Northern spotted owl in old-growth (photo by Charles Yackulic/USFS Pacific NW Forest Research Station).

Press Release: Legal Challenge to BLM’s Late Successional Reserve Logging Scheme

FOR IMMEDIATE RELEASE
April, 10, 2023

Contacts:
Nick Cady, Legal Director, Cascadia Wildlands (541) 434-1463 nick@cascwild.org
George Sexton, Conservation Director, KS Wild (541) 778-8212 gs@kswild.org
Meriel Darzen, Attorney, Crag Law Center (503) 525-2725 meriel@crag.org
Doug Heiken, Conservation and Restoration Coordinator, Oregon Wild (541) 344-0675
dh@oregonwild.org

Medford, Oregon — Today a coalition of conservation organizations filed a legal complaint challenging the Bureau of Land Management’s (BLM) “Integrated Vegetation Management” (IVM) program that would aggressively log forest stands located within Late Successional Reserves, areas purportedly set aside for forest conservation.

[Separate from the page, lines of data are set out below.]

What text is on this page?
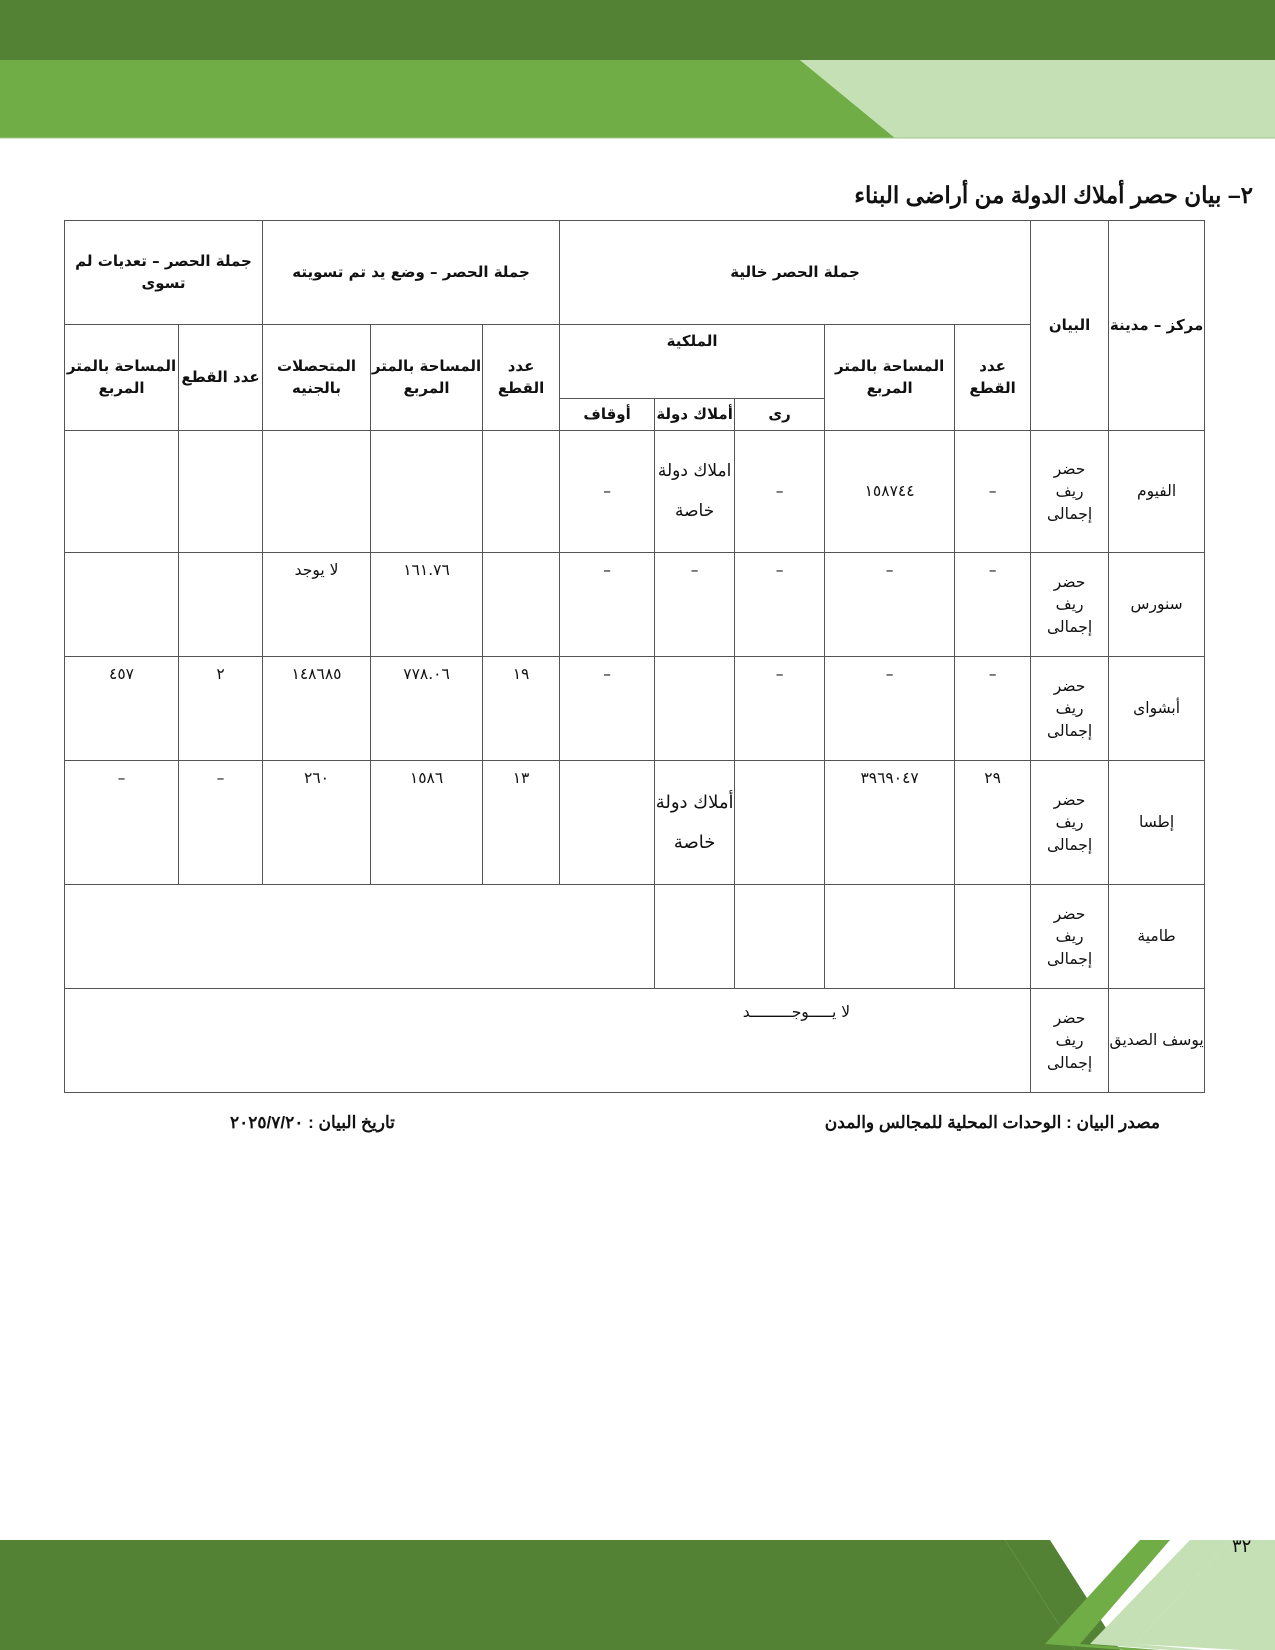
٢– بيان حصر أملاك الدولة من أراضى البناء
مركز – مدينة	البيان	جملة الحصر خالية					جملة الحصر – وضع يد تم تسويته			جملة الحصر – تعديات لم تسوى	
		عدد القطع	المساحة بالمتر المربع	الملكية			عدد القطع	المساحة بالمتر المربع	المتحصلات بالجنيه	عدد القطع	المساحة بالمتر المربع
				رى	أملاك دولة	أوقاف					
الفيوم	حضر
ريف
إجمالى	–	١٥٨٧٤٤	–	املاك دولة خاصة	–					
سنورس	حضر
ريف
إجمالى	–	–	–	–	–		١٦١.٧٦	لا يوجد		
أبشواى	حضر
ريف
إجمالى	–	–	–		–	١٩	٧٧٨.٠٦	١٤٨٦٨٥	٢	٤٥٧
إطسا	حضر
ريف
إجمالى	٢٩	٣٩٦٩٠٤٧		أملاك دولة خاصة		١٣	١٥٨٦	٢٦٠	–	–
طامية	حضر
ريف
إجمالى										

يوسف الصديق	حضر
ريف
إجمالى	لا يـــــوجـــــــــد									
مصدر البيان : الوحدات المحلية للمجالس والمدن
تاريخ البيان : ٢٠٢٥/٧/٢٠
٣٢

In particular, IVM authorizes so-called “gap creation” and “open seral” logging prescriptions within mature and old-growth forests that are fire-resilient and provide important habitat at-risk wildlife species.

“BLM timber planners can dance around it all they want,” said George Sexton, KS Wild Conservation Director, “but it’s crystal clear that gap creation logging creates clearcuts that remove habitat and increase fire hazard.”

The first commercial IVM logging project called Penn Butte is scheduled to be auctioned off in late May. Penn Butte is located in the Williams Late Successional Reserve and would remove over 400-acres of old-growth habitat through “open seral” logging and another 51 acres through “gap creation” clearcutting.

“The BLM sidestepped its procedural duties and cut the public out of the process when it decided to approve thousands of acres of large tree logging without explaining where the logging will occur and how it would affect existing forests in the short and long-term” stated Crag attorney Meriel Darzen. “This is particularly egregious where these particular forests were set aside by the agency itself as reserve lands with the goal of protecting habitat.”

The US Fish and Wildlife Service Biological Opinion for Penn Butte concluded that the proposed old-growth logging is “likely to adversely affect” spotted owls and their designated critical habitat.

“The forests targeted for removal in Penn Butte are resilient, healthy, and most important they are designated as reserves for conservation, not timber supply,” said Doug Heiken, Conservation and Restoration Coordinator for Oregon Wild. “If we want to store carbon and provide habitat this is the place for careful conservation, not aggressive logging.”

“If the BLM is interested in real fire-focused restoration, we would be fully supportive,” stated Cascadia Wildlands Legal Director Nick Cady, “but aggressively logging wildlife habitat in the Late Successional Reserves that will increase fire hazard for the surrounding community is ridiculous. It demonstrates that this agency does not care what this community has been through and is only concerned with producing timber volume.”